Now that’s sick… by Francis Shrum

I hate being sick.

It starts with a little tickle in the throat, a stuffy nose, a sore neck, an achy feeling in the back, and it just goes downhill from there.

I’ve got this box of vitamins on top of the refrigerator, full of vitamin C, cod liver oil capsules, echinacea and multi-vitamins. Every morning my family gets “treated” during the cold and flu season.

A major milestone we use to determine whether a person is really sick is when they complain that their hair hurts.

Every year our family tiptoes through the wilderness of flu bugs. Some years we have more casualties than others.
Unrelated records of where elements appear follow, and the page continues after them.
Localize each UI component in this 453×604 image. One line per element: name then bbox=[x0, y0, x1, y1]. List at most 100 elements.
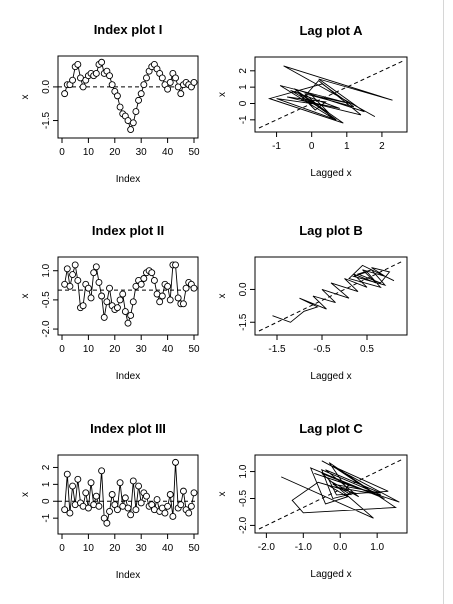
data-point bbox=[135, 96, 143, 104]
panel-3: Index plot II 0 10 20 30 40 50 -2.0 -0.5 1.0 Index… bbox=[20, 223, 200, 382]
data-point bbox=[63, 265, 71, 273]
data-point bbox=[106, 507, 113, 515]
chart-title: Index plot I bbox=[94, 22, 163, 37]
data-point bbox=[158, 74, 166, 82]
data-point bbox=[90, 269, 98, 277]
y-tick-label: -0.5 bbox=[41, 291, 52, 309]
data-point bbox=[79, 302, 87, 310]
x-tick-label: 50 bbox=[188, 344, 200, 355]
data-point bbox=[185, 509, 193, 517]
y-axis-label: x bbox=[217, 492, 228, 497]
data-layer bbox=[58, 458, 198, 527]
x-tick-label: 10 bbox=[83, 344, 95, 355]
data-point bbox=[116, 296, 124, 304]
x-tick-label: 30 bbox=[136, 543, 148, 554]
data-point bbox=[92, 492, 100, 500]
data-point bbox=[172, 458, 179, 466]
x-tick-label: 0 bbox=[59, 543, 65, 554]
data-point bbox=[116, 479, 124, 487]
y-axis-label: x bbox=[20, 492, 31, 497]
x-tick-label: 10 bbox=[83, 543, 95, 554]
chart-title: Index plot II bbox=[92, 223, 164, 238]
data-point bbox=[148, 269, 156, 277]
data-point bbox=[61, 90, 69, 98]
y-tick-label: 0 bbox=[238, 100, 249, 106]
data-point bbox=[190, 489, 198, 497]
y-tick-label: 1.0 bbox=[41, 263, 52, 277]
data-layer bbox=[258, 260, 404, 332]
data-point bbox=[87, 479, 95, 487]
x-tick-label: 50 bbox=[188, 147, 200, 158]
data-point bbox=[172, 261, 179, 269]
x-tick-label: 0 bbox=[59, 344, 65, 355]
data-point bbox=[140, 81, 148, 89]
reference-line bbox=[258, 260, 404, 332]
x-tick-label: 20 bbox=[109, 543, 121, 554]
data-point bbox=[143, 74, 150, 82]
data-point bbox=[150, 276, 158, 284]
x-tick-label: 40 bbox=[162, 344, 174, 355]
data-layer bbox=[258, 458, 404, 530]
x-tick-label: -1 bbox=[272, 141, 281, 152]
x-axis-label: Lagged x bbox=[310, 569, 351, 580]
chart-title: Lag plot B bbox=[299, 223, 363, 238]
panel-2: Lag plot A -1 0 1 2 -1 0 1 2 Lagged x x bbox=[217, 23, 408, 179]
y-tick-label: 0 bbox=[41, 498, 52, 504]
data-point bbox=[166, 491, 174, 498]
data-point bbox=[66, 509, 74, 517]
y-axis-label: x bbox=[20, 95, 31, 100]
data-point bbox=[119, 290, 127, 298]
data-point bbox=[137, 499, 145, 507]
data-point bbox=[127, 311, 135, 319]
chart-title: Lag plot A bbox=[299, 23, 363, 38]
x-tick-label: 20 bbox=[109, 344, 121, 355]
y-axis-label: x bbox=[20, 294, 31, 299]
y-tick-label: 2 bbox=[41, 464, 52, 470]
data-point bbox=[92, 263, 100, 271]
data-point bbox=[127, 511, 135, 519]
series-line bbox=[272, 264, 395, 323]
data-point bbox=[106, 72, 113, 80]
data-point bbox=[84, 284, 92, 292]
data-point bbox=[108, 81, 116, 89]
data-point bbox=[177, 501, 185, 509]
panel-5: Index plot III 0 10 20 30 40 50 -1 0 1 2 Index x bbox=[20, 421, 200, 581]
data-point bbox=[177, 90, 185, 98]
data-point bbox=[127, 126, 135, 133]
data-layer bbox=[258, 60, 404, 129]
x-axis-label: Index bbox=[116, 174, 140, 185]
x-axis-label: Index bbox=[116, 371, 140, 382]
y-tick-label: -1 bbox=[41, 513, 52, 522]
data-point bbox=[82, 489, 90, 497]
x-tick-label: 40 bbox=[162, 147, 174, 158]
x-tick-label: 0 bbox=[59, 147, 65, 158]
figure-grid: Index plot I0 10 20 30 40 50-1.50.0IndexxLag … bbox=[20, 22, 408, 581]
panel-1: Index plot I 0 10 20 30 40 50 -1.5 0.0 Index x bbox=[20, 22, 200, 185]
data-point bbox=[113, 506, 121, 514]
x-tick-label: 1 bbox=[344, 141, 350, 152]
data-point bbox=[132, 108, 140, 116]
y-tick-label: -1 bbox=[238, 115, 249, 124]
y-tick-label: 1 bbox=[41, 481, 52, 487]
x-axis-label: Index bbox=[116, 570, 140, 581]
data-point bbox=[63, 470, 71, 478]
data-point bbox=[124, 504, 132, 512]
data-point bbox=[103, 298, 111, 306]
data-point bbox=[161, 509, 169, 517]
x-axis-label: Lagged x bbox=[310, 168, 351, 179]
data-point bbox=[190, 78, 198, 86]
data-point bbox=[129, 477, 137, 485]
data-point bbox=[98, 58, 106, 66]
x-tick-label: 10 bbox=[83, 147, 95, 158]
data-point bbox=[69, 482, 77, 490]
data-point bbox=[187, 502, 195, 510]
data-point bbox=[95, 278, 103, 286]
y-tick-label: -2.0 bbox=[238, 516, 249, 534]
x-tick-label: 2 bbox=[379, 141, 385, 152]
y-tick-label: -0.5 bbox=[238, 489, 249, 507]
data-point bbox=[66, 282, 74, 290]
data-point bbox=[190, 284, 198, 292]
y-tick-label: 1 bbox=[238, 84, 249, 90]
data-point bbox=[143, 492, 150, 500]
data-layer bbox=[58, 261, 198, 327]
Some years are so bad that we refer to them in historical terms: “Remember that winter when …?”

One year we caught the granddaddy of all flu bugs. I was so sick that it was too much effort to watch, much less assimilate, what was happening on television. Then my two littlest ones caught it. They lay side by side on the bed for days, unmoving, staring with sightless eyes at the TV screen. The doc said we just had to wait it out. Every half hour or so I’d take their pulse, their temperature and force-feed them liquids. They lived.

Thankfully, we’ve never all had such a major illness at the same time. I shudder when I read about those folks in pioneer days when they caught typhoid, diphtheria or some such, and were all down at the same time. Sometimes they owed their very survival to a tiny tot who could still bring them a drink of water. The community knew to stay away from that house until the disease had been eradicated.

We don’t handle sickness in such a very logical manner anymore.

If you have kids in public school you know that if your kid misses more than three days due to illness, you must have a doctor’s excuse to get them back in. Everybody knows that it takes about a week to get over the common cold, and the doctor will probably tell you to “rest and drink plenty of liquids.” But this holds no water with the schools. Apparently, they don’t believe a mother is capable of diagnosing a cold or flu, so you have to go buy an excused-slip from a medical professional. This mentality also inspires the wholesale prescribing of antibiotics, which in turn creates super bugs resistant to treatment.

Meanwhile, we so-called adults drag our damaged bodies out of bed, fill ourselves with some kind of artificially life-giving medication, and weave our way through rush-hour traffic to our jobs, either out of a sense of duty or a sense of fear that some up-and-coming person is going to make the company realize that they really can get by without us.

With a system like this, we don’t even need bio-terrorism introduced by an enemy to decimate our populace. We do a pretty good job of it all on our own.